Jamie Golombek, managing director at CIBC Wealth Strategies Group, says parents’ biggest mistake is waiting too long before they start saving with a registered education savings plan, or RESP.
“You can’t catch up on the tax-deferred compounding. Depending on the rate of return, this can really be significant,” he said.
If you can afford it, Golombek advises putting $2,500 a year per child into an RESP to maximize federal government grants.
“If you can set aside that money in the year the child is born and start saving every single year to maximize the grants … that really is the best way to accumulate the most amount of money over the long term in an RESP,” he said.
Regardless of your family’s income, the basic grants are equal to 20 per cent of contributions, up to $500 per year for each child under age 18 and a lifetime limit of $7,200.
These government incentives, called Canada Education Savings Grants, can also be carried forward but $1,000 is the maximum grant parents can receive per child in any one year.

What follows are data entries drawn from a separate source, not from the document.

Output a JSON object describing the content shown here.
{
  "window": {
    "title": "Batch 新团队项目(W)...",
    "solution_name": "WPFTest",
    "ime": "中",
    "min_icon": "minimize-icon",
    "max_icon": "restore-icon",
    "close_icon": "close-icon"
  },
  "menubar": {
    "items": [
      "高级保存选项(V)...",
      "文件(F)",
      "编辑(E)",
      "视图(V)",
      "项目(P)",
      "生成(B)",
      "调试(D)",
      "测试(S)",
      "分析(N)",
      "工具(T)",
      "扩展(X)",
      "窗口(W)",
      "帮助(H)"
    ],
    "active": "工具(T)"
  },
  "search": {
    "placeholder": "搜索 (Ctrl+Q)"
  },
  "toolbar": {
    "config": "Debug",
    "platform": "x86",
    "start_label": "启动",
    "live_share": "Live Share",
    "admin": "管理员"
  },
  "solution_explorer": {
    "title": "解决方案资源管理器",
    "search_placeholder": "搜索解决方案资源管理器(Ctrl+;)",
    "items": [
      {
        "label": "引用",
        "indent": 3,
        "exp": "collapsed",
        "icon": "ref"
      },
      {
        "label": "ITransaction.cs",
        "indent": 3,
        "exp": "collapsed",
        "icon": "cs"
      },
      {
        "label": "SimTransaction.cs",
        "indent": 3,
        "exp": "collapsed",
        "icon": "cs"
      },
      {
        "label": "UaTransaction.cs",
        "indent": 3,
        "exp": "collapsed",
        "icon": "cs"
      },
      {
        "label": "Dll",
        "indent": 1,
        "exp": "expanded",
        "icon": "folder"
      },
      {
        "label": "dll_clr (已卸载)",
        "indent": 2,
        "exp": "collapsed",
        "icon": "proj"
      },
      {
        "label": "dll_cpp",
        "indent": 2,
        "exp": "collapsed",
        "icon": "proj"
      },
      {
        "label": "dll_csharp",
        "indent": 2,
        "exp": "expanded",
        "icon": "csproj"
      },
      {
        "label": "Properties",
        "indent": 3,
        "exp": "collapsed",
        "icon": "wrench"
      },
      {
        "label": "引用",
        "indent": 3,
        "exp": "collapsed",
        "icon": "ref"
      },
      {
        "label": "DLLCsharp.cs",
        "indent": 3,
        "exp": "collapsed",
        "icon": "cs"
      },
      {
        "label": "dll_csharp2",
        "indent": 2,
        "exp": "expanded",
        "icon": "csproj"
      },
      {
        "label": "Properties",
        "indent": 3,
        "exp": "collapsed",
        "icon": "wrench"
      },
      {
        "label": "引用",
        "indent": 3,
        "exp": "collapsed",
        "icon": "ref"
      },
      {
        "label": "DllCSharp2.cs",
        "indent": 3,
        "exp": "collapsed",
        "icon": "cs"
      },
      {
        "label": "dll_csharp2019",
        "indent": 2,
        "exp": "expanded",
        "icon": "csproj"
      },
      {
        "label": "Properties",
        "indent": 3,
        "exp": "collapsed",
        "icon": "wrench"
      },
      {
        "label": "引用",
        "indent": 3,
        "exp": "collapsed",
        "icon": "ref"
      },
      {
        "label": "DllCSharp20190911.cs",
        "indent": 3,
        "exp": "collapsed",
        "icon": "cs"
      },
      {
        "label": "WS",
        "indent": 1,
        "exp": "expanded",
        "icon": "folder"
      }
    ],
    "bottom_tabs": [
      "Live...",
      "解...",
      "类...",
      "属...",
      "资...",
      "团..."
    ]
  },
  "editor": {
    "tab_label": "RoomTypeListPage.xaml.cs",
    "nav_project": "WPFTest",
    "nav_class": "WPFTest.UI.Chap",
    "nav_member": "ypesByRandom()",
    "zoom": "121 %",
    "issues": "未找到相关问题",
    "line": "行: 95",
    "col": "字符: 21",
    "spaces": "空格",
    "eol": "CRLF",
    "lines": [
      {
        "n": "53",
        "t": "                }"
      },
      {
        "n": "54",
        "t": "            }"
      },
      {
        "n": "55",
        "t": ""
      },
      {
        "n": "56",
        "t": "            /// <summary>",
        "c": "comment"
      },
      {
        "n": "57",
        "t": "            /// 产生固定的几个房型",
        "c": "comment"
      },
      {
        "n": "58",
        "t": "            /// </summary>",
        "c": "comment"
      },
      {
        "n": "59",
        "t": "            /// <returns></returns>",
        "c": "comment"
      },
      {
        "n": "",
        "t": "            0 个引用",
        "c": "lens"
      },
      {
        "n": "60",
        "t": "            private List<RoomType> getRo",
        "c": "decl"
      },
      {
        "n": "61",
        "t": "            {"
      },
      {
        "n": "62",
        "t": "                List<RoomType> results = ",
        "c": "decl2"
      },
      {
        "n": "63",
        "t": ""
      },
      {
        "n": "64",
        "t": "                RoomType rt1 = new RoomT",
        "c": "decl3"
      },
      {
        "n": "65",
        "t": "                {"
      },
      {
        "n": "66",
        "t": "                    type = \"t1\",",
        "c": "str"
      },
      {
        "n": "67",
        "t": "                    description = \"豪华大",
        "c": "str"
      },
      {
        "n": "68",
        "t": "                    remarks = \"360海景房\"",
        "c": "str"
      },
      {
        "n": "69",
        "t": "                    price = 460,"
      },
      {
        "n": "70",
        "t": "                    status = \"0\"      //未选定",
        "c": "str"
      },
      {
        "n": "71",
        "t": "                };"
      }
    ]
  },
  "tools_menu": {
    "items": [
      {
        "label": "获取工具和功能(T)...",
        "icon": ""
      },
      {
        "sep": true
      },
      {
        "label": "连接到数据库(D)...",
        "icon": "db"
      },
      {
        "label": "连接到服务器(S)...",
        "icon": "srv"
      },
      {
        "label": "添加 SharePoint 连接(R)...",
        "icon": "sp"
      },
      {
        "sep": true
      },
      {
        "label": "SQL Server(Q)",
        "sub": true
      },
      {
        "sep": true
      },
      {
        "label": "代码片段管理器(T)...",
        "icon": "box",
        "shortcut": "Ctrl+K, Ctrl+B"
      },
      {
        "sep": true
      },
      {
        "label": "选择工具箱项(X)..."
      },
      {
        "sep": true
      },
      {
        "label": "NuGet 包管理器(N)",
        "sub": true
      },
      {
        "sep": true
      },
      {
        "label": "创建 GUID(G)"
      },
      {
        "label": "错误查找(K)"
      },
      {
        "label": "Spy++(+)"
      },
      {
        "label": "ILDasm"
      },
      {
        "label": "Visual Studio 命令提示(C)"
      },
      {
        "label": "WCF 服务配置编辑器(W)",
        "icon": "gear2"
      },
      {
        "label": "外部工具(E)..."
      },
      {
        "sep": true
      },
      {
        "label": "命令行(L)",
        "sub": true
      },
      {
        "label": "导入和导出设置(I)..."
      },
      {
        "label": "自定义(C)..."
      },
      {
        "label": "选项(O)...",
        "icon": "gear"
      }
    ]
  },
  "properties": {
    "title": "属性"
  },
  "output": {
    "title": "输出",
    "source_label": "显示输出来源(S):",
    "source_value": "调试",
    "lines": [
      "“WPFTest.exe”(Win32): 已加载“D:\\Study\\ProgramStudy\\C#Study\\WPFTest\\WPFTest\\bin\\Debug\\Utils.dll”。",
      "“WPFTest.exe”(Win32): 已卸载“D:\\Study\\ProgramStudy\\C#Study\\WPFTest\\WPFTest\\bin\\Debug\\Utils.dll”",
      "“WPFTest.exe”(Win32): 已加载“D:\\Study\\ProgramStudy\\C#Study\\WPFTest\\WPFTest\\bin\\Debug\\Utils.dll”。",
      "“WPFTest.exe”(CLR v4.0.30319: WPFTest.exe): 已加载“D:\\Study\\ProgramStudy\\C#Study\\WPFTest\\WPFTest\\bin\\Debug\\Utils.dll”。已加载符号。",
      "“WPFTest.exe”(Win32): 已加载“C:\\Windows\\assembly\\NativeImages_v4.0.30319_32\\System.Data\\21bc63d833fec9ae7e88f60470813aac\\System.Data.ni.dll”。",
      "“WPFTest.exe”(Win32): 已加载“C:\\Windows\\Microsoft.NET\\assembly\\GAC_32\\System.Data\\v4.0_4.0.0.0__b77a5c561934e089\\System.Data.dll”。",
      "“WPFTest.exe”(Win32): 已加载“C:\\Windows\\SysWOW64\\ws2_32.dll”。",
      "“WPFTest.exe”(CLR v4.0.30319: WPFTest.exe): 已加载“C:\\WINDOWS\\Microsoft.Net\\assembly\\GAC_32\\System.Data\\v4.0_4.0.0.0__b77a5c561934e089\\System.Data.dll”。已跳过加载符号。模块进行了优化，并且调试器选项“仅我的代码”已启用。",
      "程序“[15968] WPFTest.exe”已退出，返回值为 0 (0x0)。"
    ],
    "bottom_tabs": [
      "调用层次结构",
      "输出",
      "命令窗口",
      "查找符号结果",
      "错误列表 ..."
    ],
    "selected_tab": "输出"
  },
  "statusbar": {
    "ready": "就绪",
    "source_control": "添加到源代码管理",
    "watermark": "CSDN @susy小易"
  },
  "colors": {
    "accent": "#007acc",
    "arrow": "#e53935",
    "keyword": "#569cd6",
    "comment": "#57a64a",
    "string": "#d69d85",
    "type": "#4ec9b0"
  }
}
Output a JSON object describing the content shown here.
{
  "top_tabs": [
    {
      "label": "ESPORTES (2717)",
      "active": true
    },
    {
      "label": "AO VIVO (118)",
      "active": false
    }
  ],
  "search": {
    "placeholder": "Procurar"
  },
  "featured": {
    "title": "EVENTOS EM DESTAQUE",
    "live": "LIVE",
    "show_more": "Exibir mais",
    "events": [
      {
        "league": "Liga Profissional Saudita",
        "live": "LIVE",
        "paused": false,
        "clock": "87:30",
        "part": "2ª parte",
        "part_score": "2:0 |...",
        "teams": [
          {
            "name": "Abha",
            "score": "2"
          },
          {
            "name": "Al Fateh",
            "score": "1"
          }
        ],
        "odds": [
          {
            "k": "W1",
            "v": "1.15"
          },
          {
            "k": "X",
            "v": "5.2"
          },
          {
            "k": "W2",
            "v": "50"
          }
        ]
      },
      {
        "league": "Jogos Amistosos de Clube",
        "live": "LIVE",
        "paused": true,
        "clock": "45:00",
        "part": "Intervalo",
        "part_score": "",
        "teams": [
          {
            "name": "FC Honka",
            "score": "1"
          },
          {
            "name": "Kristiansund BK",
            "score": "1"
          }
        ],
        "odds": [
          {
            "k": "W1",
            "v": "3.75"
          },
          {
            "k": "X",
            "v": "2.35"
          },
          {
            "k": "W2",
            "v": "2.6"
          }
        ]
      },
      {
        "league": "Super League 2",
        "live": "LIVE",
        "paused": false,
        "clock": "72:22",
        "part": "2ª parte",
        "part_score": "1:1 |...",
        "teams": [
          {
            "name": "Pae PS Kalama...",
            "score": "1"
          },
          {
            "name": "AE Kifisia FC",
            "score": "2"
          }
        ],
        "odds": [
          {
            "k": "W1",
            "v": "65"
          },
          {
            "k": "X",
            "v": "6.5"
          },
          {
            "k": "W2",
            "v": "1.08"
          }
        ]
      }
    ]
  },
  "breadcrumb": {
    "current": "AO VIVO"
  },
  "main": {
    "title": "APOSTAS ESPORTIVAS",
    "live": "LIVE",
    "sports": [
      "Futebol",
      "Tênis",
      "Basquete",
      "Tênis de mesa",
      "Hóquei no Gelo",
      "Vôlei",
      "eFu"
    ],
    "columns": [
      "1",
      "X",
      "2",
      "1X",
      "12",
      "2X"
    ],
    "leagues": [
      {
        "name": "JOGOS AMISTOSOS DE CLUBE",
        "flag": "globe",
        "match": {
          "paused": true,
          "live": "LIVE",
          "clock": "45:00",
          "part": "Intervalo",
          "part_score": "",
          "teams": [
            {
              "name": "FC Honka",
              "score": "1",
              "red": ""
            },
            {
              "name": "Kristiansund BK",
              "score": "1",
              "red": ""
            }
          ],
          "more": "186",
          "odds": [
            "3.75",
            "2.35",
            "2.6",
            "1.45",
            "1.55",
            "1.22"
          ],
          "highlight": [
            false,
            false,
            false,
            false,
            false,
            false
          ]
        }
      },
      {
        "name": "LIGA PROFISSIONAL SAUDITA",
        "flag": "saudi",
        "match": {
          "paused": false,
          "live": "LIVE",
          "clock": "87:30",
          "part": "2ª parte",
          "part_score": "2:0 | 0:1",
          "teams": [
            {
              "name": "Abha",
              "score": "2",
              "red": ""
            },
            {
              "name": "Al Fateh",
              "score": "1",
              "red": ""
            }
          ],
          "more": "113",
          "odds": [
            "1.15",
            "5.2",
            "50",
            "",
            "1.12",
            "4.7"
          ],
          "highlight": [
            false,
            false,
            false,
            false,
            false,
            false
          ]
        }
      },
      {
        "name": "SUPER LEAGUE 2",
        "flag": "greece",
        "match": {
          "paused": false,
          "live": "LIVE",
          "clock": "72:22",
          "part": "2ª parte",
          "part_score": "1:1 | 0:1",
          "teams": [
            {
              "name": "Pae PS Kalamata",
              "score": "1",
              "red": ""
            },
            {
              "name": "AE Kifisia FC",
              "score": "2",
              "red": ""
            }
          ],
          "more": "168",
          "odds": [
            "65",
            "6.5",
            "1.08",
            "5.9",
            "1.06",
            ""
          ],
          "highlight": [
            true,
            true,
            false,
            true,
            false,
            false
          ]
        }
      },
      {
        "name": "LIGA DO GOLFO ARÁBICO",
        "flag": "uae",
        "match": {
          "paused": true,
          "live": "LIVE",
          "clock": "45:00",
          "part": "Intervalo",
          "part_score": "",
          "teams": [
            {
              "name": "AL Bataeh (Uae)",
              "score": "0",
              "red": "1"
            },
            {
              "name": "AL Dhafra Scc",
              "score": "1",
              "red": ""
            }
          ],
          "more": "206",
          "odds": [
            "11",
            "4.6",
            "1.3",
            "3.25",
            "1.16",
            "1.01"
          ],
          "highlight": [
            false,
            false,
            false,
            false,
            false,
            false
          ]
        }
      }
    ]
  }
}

Families with net incomes of $90,563 or less in 2016 are entitled to additional CESG. Households with a family net income of $45,282 or less receive an extra 20 per cent on the first $500 of annual RESP contribution, and households with a family net income exceeding $45,282 but not more than $90,563 receive an extra 10 per cent on the first $500 of annual RESP contribution.
RESPs can also provide a tax break on investment gains, which become part of the student’s taxable income when the money is withdrawn from the plan — not the contributor’s.
David Lee of BlueShore Financial in North Vancouver, B.C., says that there’ll be enough in an RESP to cover tuition if you start early, maximize the government grants and get a conservative rate of return of three per cent.
But if your child plans to go away to school and you’re hoping to pay for it all, including the cost of living, Lee said “that is quite a stretch for what we’re seeing.”
He estimates that four years of tuition, plus room and board, adds up to a total of about $90,000 right now at the University of British Columbia.
Lee says parents need to ask themselves a lot of questions such as: How much of their child’s education do they plan to pay? Will they expect their child to have a part-time job? Will they qualify for scholarships?
“Those are some of the other factors a parent needs to kind look at as well … in terms of determining their targets,” Lee said.
The location of the school and whether the student lives at home are also factors.
The Ontario Securities Commission’s GetSmarterAboutMoney.ca website can help calculate the future costs of education based on how much tuition and room and board cost today.
The online calculator allows to you to see how your savings add up to find out if you’re on track.